Report: Rules too loose to allow fracking
Environmental protection in New Zealand is too weak to manage the risks posed by the proliferation of oil and gas drilling, a new report has found.
Parliamentary Commissioner for the Environment Dr Jan Wright has released her final report on fracking – the hydraulic fracturing of rock to release fossil fuels – saying exploratory drilling could spread quickly as the price of oil rose and more sophisticated fracking techniques were used.
While the drilling was largely still exploratory “this could change quite rapidly” and and authorities needed to ensure they were not left “scrambling to catch up” to ensure protection was adequate.
Rules and regulations were inconsistent and more direction from the Government was needed as well as greater oversight of wells and drilling waste.
What is most concerning about the report Dr Jan Wright has presented is the totally under regulated madness that is Fracking. It’s the kind of underwhelming regulation that saw so much horror at Pike River, it’s this self regulating illusion that National are more than happy to have occur on their watch in their never ending conquest to eliminate any red tape that impacts upon their big business mate profit margins.
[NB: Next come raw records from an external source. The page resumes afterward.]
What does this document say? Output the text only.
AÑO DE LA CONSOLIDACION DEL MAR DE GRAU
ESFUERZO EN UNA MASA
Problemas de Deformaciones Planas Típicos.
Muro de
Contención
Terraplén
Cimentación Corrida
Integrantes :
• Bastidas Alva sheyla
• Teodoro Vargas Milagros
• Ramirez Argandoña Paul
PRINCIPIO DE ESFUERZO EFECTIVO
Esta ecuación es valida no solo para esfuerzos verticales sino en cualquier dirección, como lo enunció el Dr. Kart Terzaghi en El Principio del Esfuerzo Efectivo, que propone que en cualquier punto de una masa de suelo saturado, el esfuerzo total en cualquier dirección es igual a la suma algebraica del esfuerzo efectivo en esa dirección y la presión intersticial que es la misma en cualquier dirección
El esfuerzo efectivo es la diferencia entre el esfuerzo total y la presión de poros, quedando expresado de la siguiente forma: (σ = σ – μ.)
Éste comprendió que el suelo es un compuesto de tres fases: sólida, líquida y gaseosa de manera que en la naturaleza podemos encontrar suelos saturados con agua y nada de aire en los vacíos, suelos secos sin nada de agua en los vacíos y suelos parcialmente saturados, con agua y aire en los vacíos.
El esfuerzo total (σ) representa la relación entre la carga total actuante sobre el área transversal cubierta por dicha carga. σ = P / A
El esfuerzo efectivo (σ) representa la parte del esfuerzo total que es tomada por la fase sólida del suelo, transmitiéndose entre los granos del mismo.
The joke standards that vary wildly from Council to Council project a nightmarish view of big oil companies manipulating with ease their industries interests without Councils having the depth of talent to deal with them.
I thought it was bad, I didn’t know it was this bad…
For example, while the Crown received the royalties, the responsibilities for managing the environmental impacts rested with local councils who were unprepared for an expansion, and whose rules and regulations “often vary widely without justification”.
The Government needed to support those councils and provide more guidance such as through a national policy statement, as the challenges were “nationally significant”.
The public also deserved more of a say on where drilling was allowed, wells needed to be better designed to ensure they did not contaminate water supplies, and there needed to be measures to ensure old wells were monitored and that drilling companies would cover the cost of any clean-up.
The very least we expect is that if this fracking is to go ahead that it is done with the highest possible standards in place with all the risk put upon the company wanting to drill. That the regulation has been so weak and pathetic to date should anger us all.